Alicia Morgans: Well, thank you so much for reviewing that and for putting that into context for us. I completely agree that as much chemo as we possibly can get in safely and at a tolerable level, that is what we need to try to do.

I just have one more comment, and then I want to hear your summary of GU ASCO 2021 from a urothelial standpoint. I was a fellow when you were a young faculty member a long time ago. And I have to say, this is an amazing difference from what we talked about a long time ago, and I'm not going to say how long. At that time it was all chemotherapy, and this was not even a twinkle in your eye, or certainly not in mine at that time. So kudos to the whole community and so much more work to be done, but such an exciting field.

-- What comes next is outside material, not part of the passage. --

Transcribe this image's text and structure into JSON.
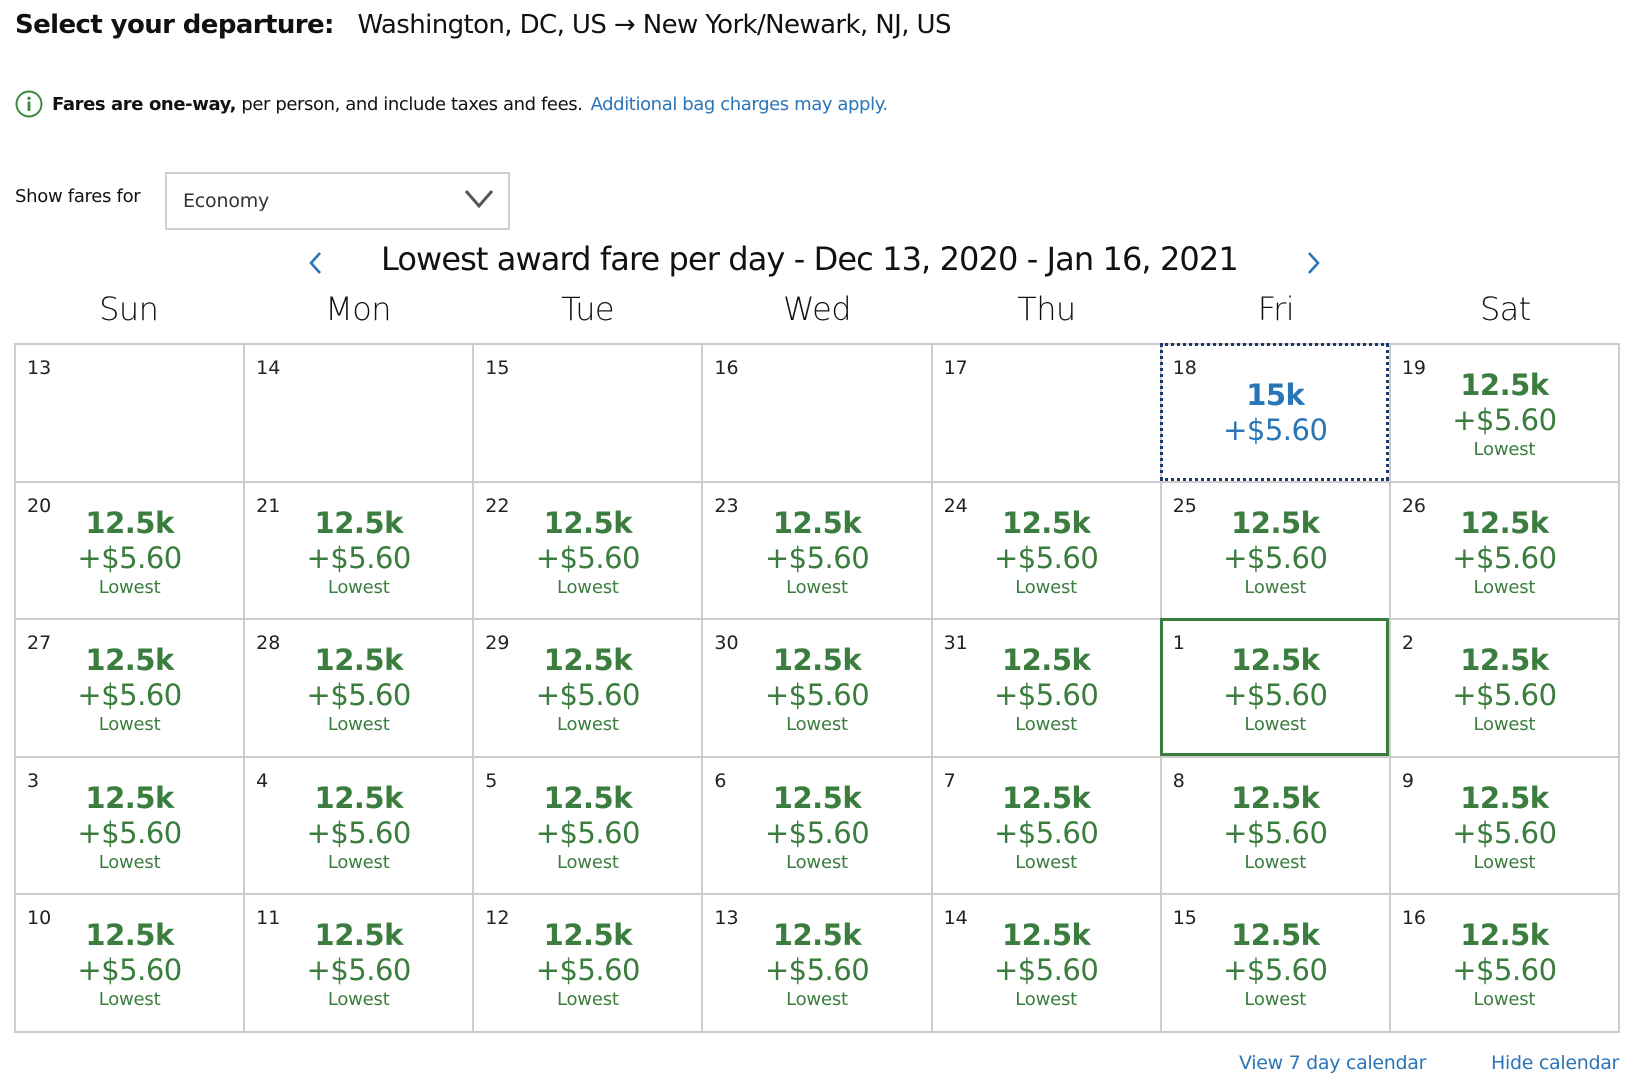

So can you give us a little bit of a summary of your experience, GU ASCO 2021?

Jonathan Rosenberg: So at this meeting, there was evidence that enfortumab vedotin has a place both in advanced disease, past immunotherapy, and chemotherapy, but also possibly for patients earlier in the course of the disease with additional evidence to come in earlier lines, but certainly EV-201,cohort two, EV-201 suggests that this is an active drug, even regardless of prior platinum therapy, which makes sense. And the meeting itself, I think, was unique in that it was in its virtual nature, but really presented a lot of very exciting and potentially practice-changing data that we will hopefully see more of over the coming year or two.

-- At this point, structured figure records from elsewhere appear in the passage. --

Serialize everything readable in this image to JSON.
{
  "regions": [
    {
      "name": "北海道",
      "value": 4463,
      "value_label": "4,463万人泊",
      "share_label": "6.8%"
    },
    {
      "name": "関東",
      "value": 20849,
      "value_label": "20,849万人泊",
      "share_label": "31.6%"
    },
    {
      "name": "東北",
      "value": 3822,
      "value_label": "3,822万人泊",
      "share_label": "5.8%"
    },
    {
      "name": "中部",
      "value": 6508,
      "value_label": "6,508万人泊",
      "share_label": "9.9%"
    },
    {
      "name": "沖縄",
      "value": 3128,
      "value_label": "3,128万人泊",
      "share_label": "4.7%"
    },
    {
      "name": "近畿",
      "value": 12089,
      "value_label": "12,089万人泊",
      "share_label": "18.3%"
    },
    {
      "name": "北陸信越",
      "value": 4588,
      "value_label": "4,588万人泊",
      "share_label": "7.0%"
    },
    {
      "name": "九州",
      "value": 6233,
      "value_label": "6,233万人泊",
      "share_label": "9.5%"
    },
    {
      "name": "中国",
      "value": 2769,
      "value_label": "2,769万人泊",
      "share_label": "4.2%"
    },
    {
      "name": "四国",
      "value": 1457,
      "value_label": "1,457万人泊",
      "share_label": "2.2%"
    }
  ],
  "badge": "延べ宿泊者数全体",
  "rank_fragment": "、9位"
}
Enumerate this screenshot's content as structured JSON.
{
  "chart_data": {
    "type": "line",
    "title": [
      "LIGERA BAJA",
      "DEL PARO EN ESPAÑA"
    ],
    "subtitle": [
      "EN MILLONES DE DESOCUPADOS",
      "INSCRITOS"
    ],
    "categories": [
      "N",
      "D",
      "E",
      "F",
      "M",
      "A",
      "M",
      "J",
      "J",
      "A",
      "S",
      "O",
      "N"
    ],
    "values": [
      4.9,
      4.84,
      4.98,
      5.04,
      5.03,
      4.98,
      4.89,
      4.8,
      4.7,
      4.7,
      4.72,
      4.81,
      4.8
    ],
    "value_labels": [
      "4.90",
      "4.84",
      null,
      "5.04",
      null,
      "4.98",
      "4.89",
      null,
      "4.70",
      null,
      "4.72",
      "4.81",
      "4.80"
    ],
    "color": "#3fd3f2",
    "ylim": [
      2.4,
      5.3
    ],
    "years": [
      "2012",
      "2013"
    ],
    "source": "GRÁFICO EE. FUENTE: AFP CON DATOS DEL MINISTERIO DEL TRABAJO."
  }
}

And it has been a wonderful ride in bladder cancer. I really have been lucky to be a part of that. And I feel like I'm the right person, in the right place, at the right time, in order to help our patients take advantage of that. And it's been a true pleasure to be involved in a lot of these events.

Alicia Morgans: Well, you are certainly very involved Jonathan, and thank you for all that you do to help make a difference in the lives of these patients and for the work that you're doing to continue to push that envelope. And thank you for your time today. We really appreciate it.

Jonathan Rosenberg: My pleasure. Have a great night.